Why Screening Potential Vendors Matters 

Screening vendors can help organizations ‌make better decisions and reduce the risk of working with unqualified or unreliable vendors. Third-party vendors can expose businesses to legal and other risks that need to be considered and managed. Common legal risks include contract disputes, data privacy and security breaches, and lack of compliance with regulations or laws. 

The screening process for vendors can include conducting background checks, verifying references, and reviewing financial data. Screening helps organizations ‌determine whether the vendor has the qualifications, experience, safety and security posture, and financial stability to provide the services the organization needs. Additionally, this process helps organizations ‌avoid vendors with a history of poor performance, fraud, or unethical behavior. 


4 Common Types of Vendors  

In today's interconnected business landscape, organizations often rely on third-party vendors to support their operations. Check out four common types of third-party vendors, as well as the risks and rewards associated with each partnership. 

Business Process Outsourcing 

Business process outsourcing (BPO) is the practice of hiring third-party service providers for certain business operations, such as customer service, accounting, payroll, supply chain management, or IT services. BPO enables organizations to streamline their workforce and focus on core competencies. 

Involving a third-party service provider in business processes gives the vendor access to sensitive information, so you need to be sure the organization is trustworthy, qualified, and secure. 

Facility Management 

Facility management outsourcing is when an organization hires a company to handle maintenance services at buildings it owns or operates. These firms handle such services as janitorial, building systems, equipment, and groundskeeping. 

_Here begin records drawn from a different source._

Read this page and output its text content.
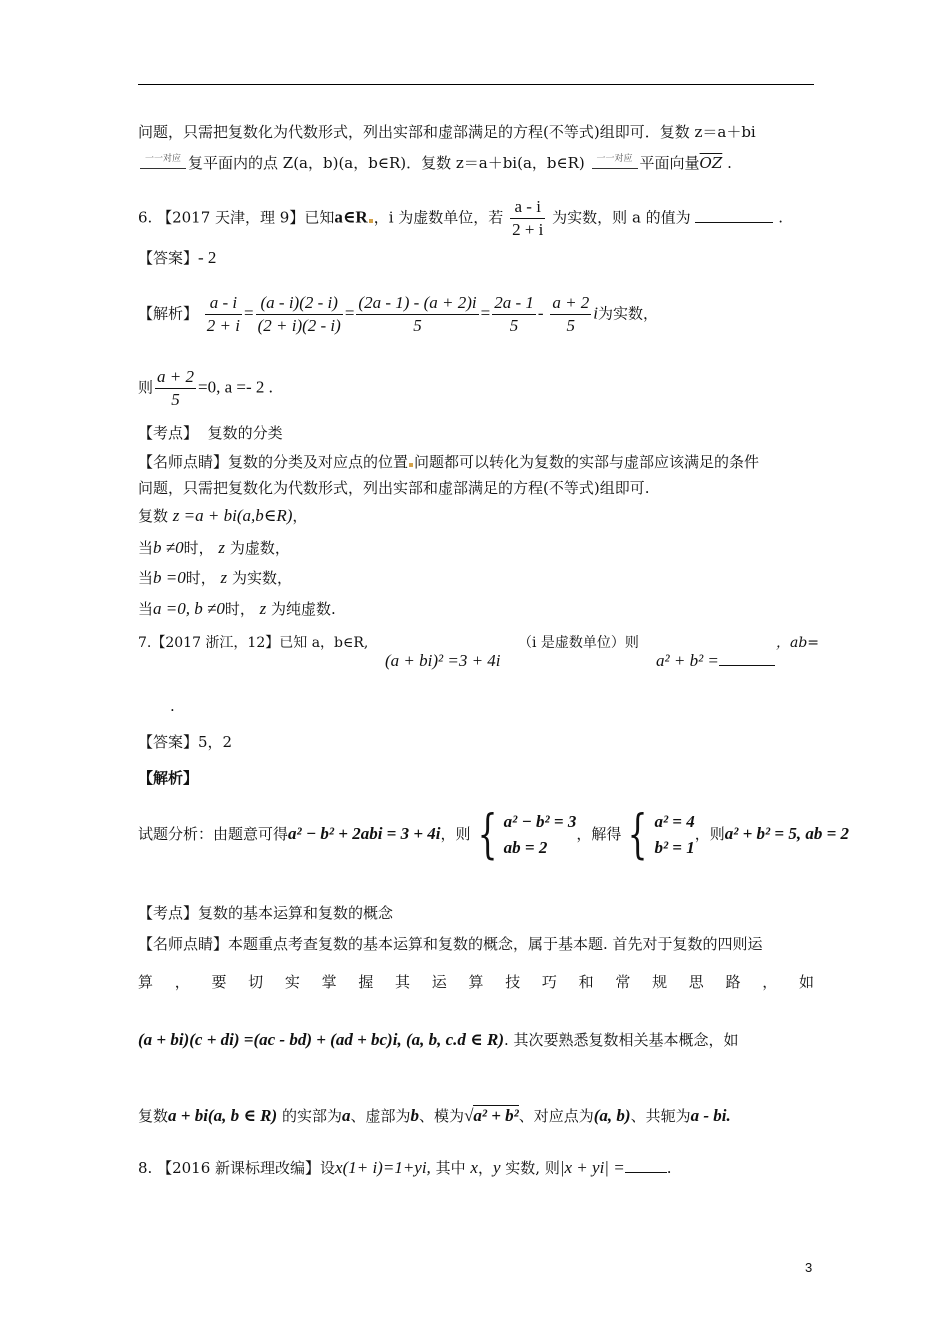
问题，只需把复数化为代数形式，列出实部和虚部满足的方程(不等式)组即可．复数 z＝a＋bi
一一对应 复平面内的点 Z(a，b)(a，b∈R)．复数 z＝a＋bi(a，b∈R) 一一对应 平面向量$\overline{OZ}$ .
6. 【2017 天津，理 9】已知a∈R ，i 为虚数单位，若 $\frac{a - i}{2 + i}$ 为实数，则 a 的值为	.
【答案】- 2
【解析】 $\frac{a - i}{2 + i} = \frac{(a - i)(2 - i)}{(2 + i)(2 - i)} = \frac{(2a - 1) - (a + 2)i}{5} = \frac{2a - 1}{5} - \frac{a + 2}{5}$ i为实数，
则 $\frac{a + 2}{5} =0$, a =- 2 .
【考点】 复数的分类
【名师点睛】复数的分类及对应点的位置 问题都可以转化为复数的实部与虚部应该满足的条件
问题，只需把复数化为代数形式，列出实部和虚部满足的方程(不等式)组即可.
复数 z =a + bi(a,b∈R)，
当b ≠0时， z 为虚数，
当b =0时， z 为实数，
当a =0, b ≠0时， z 为纯虚数.
7.【2017 浙江，12】已知 a，b∈R,
(a + bi)² =3 + 4i
（i 是虚数单位）则
a² + b² =
，ab=
.
【答案】5，2
【解析】
试题分析：由题意可得a² − b² + 2abi = 3 + 4i，则 { a² − b² = 3
ab = 2
，解得 { a² = 4
b² = 1
，则a² + b² = 5, ab = 2
【考点】复数的基本运算和复数的概念
【名师点睛】本题重点考查复数的基本运算和复数的概念，属于基本题. 首先对于复数的四则运
算 ， 要 切 实 掌 握 其 运 算 技 巧 和 常 规 思 路 ， 如
(a + bi)(c + di) =(ac - bd) + (ad + bc)i, (a, b, c.d ∈ R). 其次要熟悉复数相关基本概念，如
复数a + bi(a, b ∈ R) 的实部为a、虚部为b、模为√a² + b²、对应点为(a, b)、共轭为a - bi.
8. 【2016 新课标理改编】设x(1+ i)=1+yi, 其中 x，y 实数, 则|x + yi| =	.
3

Outsourcing facility management to a vendor can free up people resources you can redirect to core business operations. Outsourcing can also help organizations save money, as they don't have to employ additional staff or purchase maintenance equipment. 

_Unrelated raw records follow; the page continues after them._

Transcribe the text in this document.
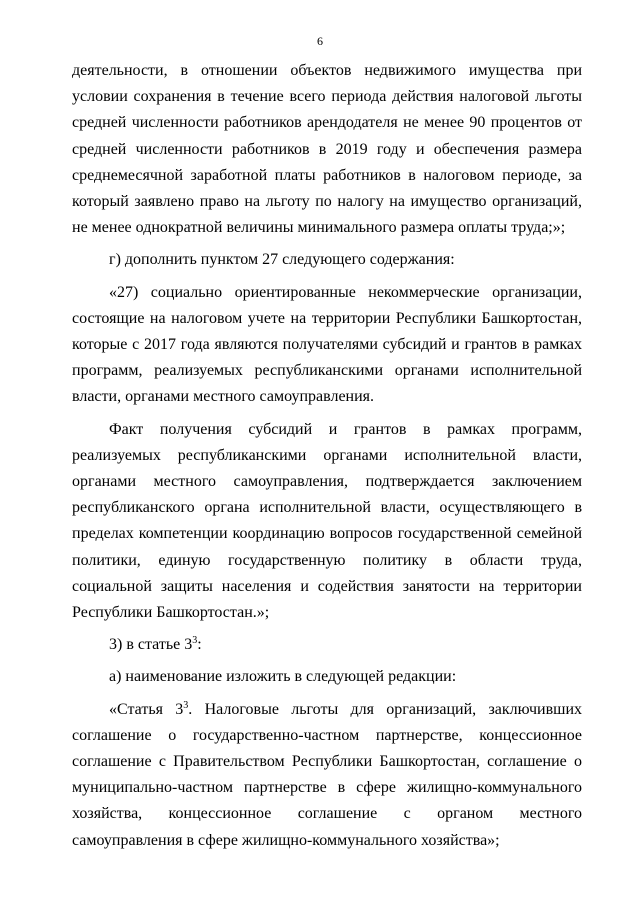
6

деятельности, в отношении объектов недвижимого имущества при условии сохранения в течение всего периода действия налоговой льготы средней численности работников арендодателя не менее 90 процентов от средней численности работников в 2019 году и обеспечения размера среднемесячной заработной платы работников в налоговом периоде, за который заявлено право на льготу по налогу на имущество организаций, не менее однократной величины минимального размера оплаты труда;»;

г) дополнить пунктом 27 следующего содержания:

«27) социально ориентированные некоммерческие организации, состоящие на налоговом учете на территории Республики Башкортостан, которые с 2017 года являются получателями субсидий и грантов в рамках программ, реализуемых республиканскими органами исполнительной власти, органами местного самоуправления.

Факт получения субсидий и грантов в рамках программ, реализуемых республиканскими органами исполнительной власти, органами местного самоуправления, подтверждается заключением республиканского органа исполнительной власти, осуществляющего в пределах компетенции координацию вопросов государственной семейной политики, единую государственную политику в области труда, социальной защиты населения и содействия занятости на территории Республики Башкортостан.»;

3) в статье $3^3$:

а) наименование изложить в следующей редакции:

«Статья $3^3$. Налоговые льготы для организаций, заключивших соглашение о государственно-частном партнерстве, концессионное соглашение с Правительством Республики Башкортостан, соглашение о муниципально-частном партнерстве в сфере жилищно-коммунального хозяйства, концессионное соглашение с органом местного самоуправления в сфере жилищно-коммунального хозяйства»;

Outsourced facility management brings people onto business properties. You need a vendor that can verify its workers’ identities, track records, and credentials. A janitor in a healthcare facility, for example, could interact with patients and should be subject to standard healthcare background screening requirements.  

Recruitment Process Outsourcing 

Recruitment process outsourcing (RPO) occurs when companies hire an outside firm to handle some or all recruitment activities. This enables organizations to focus on core competencies while delegating recruitment to a specialized team. The main purpose of RPO is to reduce the time and cost of recruitment while maintaining or increasing recruiting quality. 

Allowing a third party to hire people to run your business requires a lot of trust. Verify that vendors are following recruitment best practices, attracting a diverse slate of candidates, and screening people appropriately. 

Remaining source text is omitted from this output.